E não isso mesmo que fazemos durante nossa vida toda? Não somos sempre nós a escolher os significados das experiências e discursos com os quais nos defrontamos? 

A escolha é, portanto, pessoal, subjetiva, o que não quer dizer que seja livre. Nossas escolhas são quase sempre condicionadas culturalmente. Quer dize: Somos nós que escolhemos interpretar nossa experiência pessoal no mundo, ou como um milagre empolgante ou como uma banalidade entediante... escolhemos, a cada momento, ver a bênção ou ver a maldição. 

Não há um significado intrínseco cem por cento objetivo nas filosofias e ideologias humanas, não resta uma verdade absoluta autoevidente. Somos sempre nós a eleger o sentido e/ou significado de cada paradigma ou fenômeno que se nos apresenta.

Então, como no caso dos demais personagens do filme, também nós mesmos estamos muitas vezes projetando nossos desejos e anseios nos outros. Seja carentes emocionalmente ou carentes racionalmente, buscamos respostas e sentidos para nossos dramas e tragédias íntimos. Quando não encontramos as respostas em nós, elegemos algum modelo (“pessoa ou ideologia salvadora”) para nos redimir e acalmar. O triste é que, se não encontramos o que estamos buscando em nós mesmos, na essência íntima de nosso próprio Ser, jamais o encontraremos tampouco “fora” de nós. Seja o que for que buscamos, não estará "fora". O "exterior" nunca preenche o vazio "interior". Um sempre é o reflexo do outro.
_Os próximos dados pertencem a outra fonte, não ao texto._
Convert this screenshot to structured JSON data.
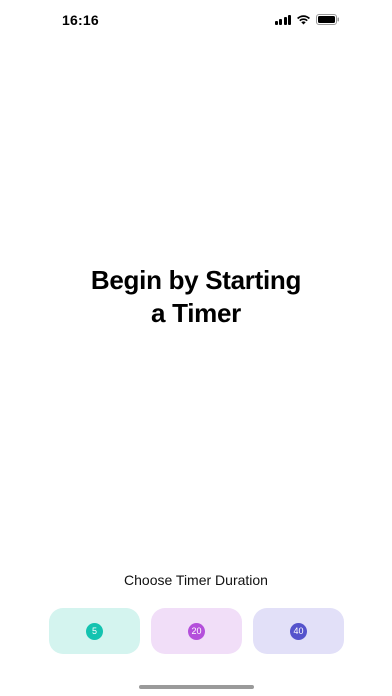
{
  "status_bar": {
    "time": "16:16",
    "icons": [
      "cellular-signal-icon",
      "wifi-icon",
      "battery-icon"
    ]
  },
  "headline": {
    "line1": "Begin by Starting",
    "line2": "a Timer"
  },
  "duration": {
    "label": "Choose Timer Duration",
    "options": [
      {
        "value": "5",
        "bg_color": "#d4f4ef",
        "badge_color": "#14c3b0"
      },
      {
        "value": "20",
        "bg_color": "#f1def8",
        "badge_color": "#b44fdb"
      },
      {
        "value": "40",
        "bg_color": "#e2e0f8",
        "badge_color": "#5553cc"
      }
    ]
  }
}
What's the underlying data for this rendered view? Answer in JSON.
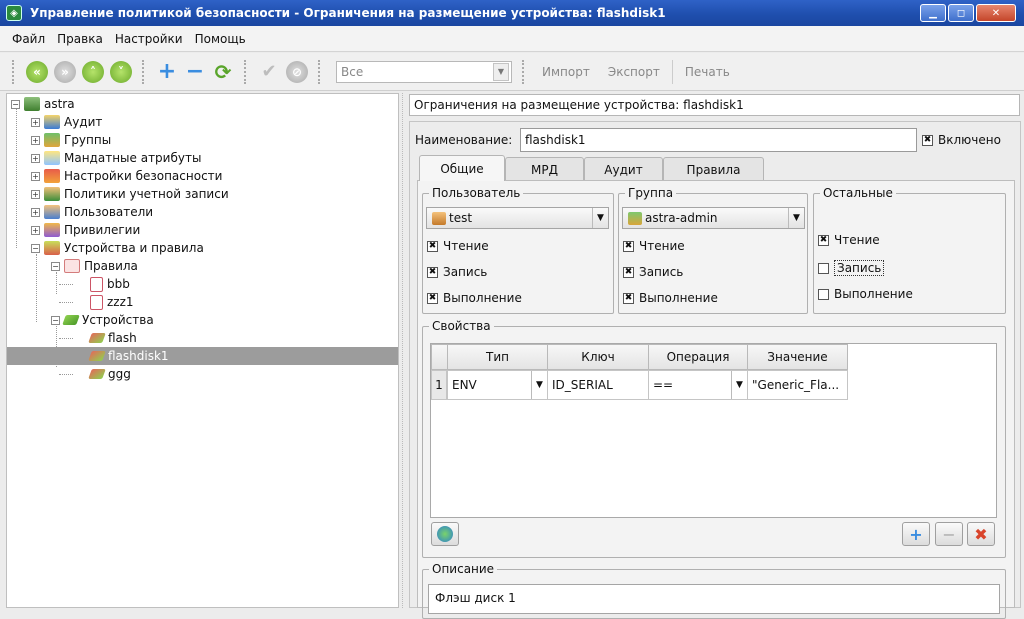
{
  "window": {
    "title": "Управление политикой безопасности - Ограничения на размещение устройства: flashdisk1"
  },
  "menu": [
    "Файл",
    "Правка",
    "Настройки",
    "Помощь"
  ],
  "toolbar": {
    "filter_value": "Все",
    "import_label": "Импорт",
    "export_label": "Экспорт",
    "print_label": "Печать"
  },
  "tree": {
    "root": "astra",
    "items": [
      "Аудит",
      "Группы",
      "Мандатные атрибуты",
      "Настройки безопасности",
      "Политики учетной записи",
      "Пользователи",
      "Привилегии",
      "Устройства и правила"
    ],
    "rules_folder": "Правила",
    "rules": [
      "bbb",
      "zzz1"
    ],
    "devices_folder": "Устройства",
    "devices": [
      "flash",
      "flashdisk1",
      "ggg"
    ],
    "selected": "flashdisk1"
  },
  "right": {
    "header": "Ограничения на размещение устройства: flashdisk1",
    "name_label": "Наименование:",
    "name_value": "flashdisk1",
    "enabled_label": "Включено",
    "enabled": true
  },
  "tabs": [
    "Общие",
    "МРД",
    "Аудит",
    "Правила"
  ],
  "active_tab": "Общие",
  "perm_groups": {
    "user": {
      "legend": "Пользователь",
      "value": "test",
      "read": "Чтение",
      "write": "Запись",
      "exec": "Выполнение"
    },
    "group": {
      "legend": "Группа",
      "value": "astra-admin",
      "read": "Чтение",
      "write": "Запись",
      "exec": "Выполнение"
    },
    "other": {
      "legend": "Остальные",
      "read": "Чтение",
      "write": "Запись",
      "exec": "Выполнение"
    }
  },
  "properties": {
    "legend": "Свойства",
    "columns": [
      "Тип",
      "Ключ",
      "Операция",
      "Значение"
    ],
    "rows": [
      {
        "num": "1",
        "type": "ENV",
        "key": "ID_SERIAL",
        "op": "==",
        "value": "\"Generic_Fla..."
      }
    ]
  },
  "description": {
    "legend": "Описание",
    "value": "Флэш диск 1"
  },
  "colors": {
    "titlebar": "#1f4fae",
    "selection": "#9c9c9c",
    "add_button": "#3a8de0",
    "delete_button": "#d9442b"
  }
}
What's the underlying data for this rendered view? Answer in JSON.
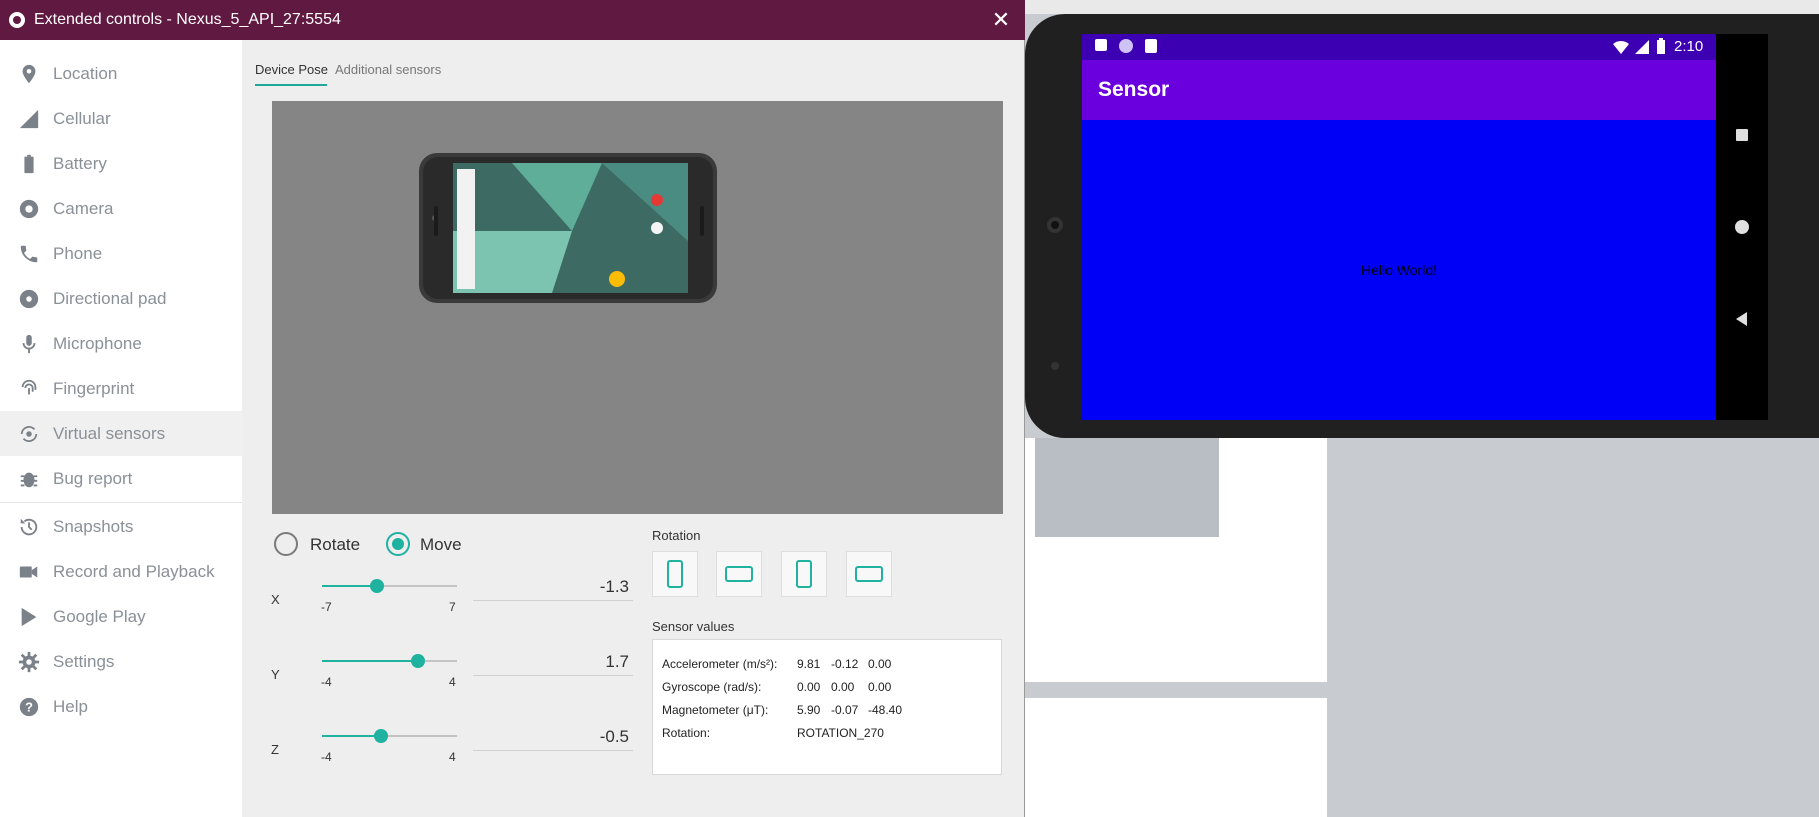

Há, por fim, um último aspecto a considerar: o jardineiro Chance, a exemplo do protagonista "Forresp Gump", não desenvolveu um ego. Por isso, nunca se sente vítima dos eventos/pessoas ao redor...  o brilho que emana desses protagonistas simula o brilho natural da própria essência humana, quando ainda não foi ofuscada pelos invólucros dos preconceitos, pelas barreiras dos traumas, pelo engessamento dos condicionamentos mecânicos. 

E essa condição nos faz de certo modo admirá-los, como admiraríamos o brilho essencial de uma criança inocente. A postura estoica de Chance e de Forrest, sem se importarem com elogios ou críticas, os permite viver em paz, mesmo rodeado de pessoas cheias de malícia e más intenções. Por estarem praticamente desprovidos de ego, não sofrem como as demais pessoas, vivem praticamente em um estado edênico.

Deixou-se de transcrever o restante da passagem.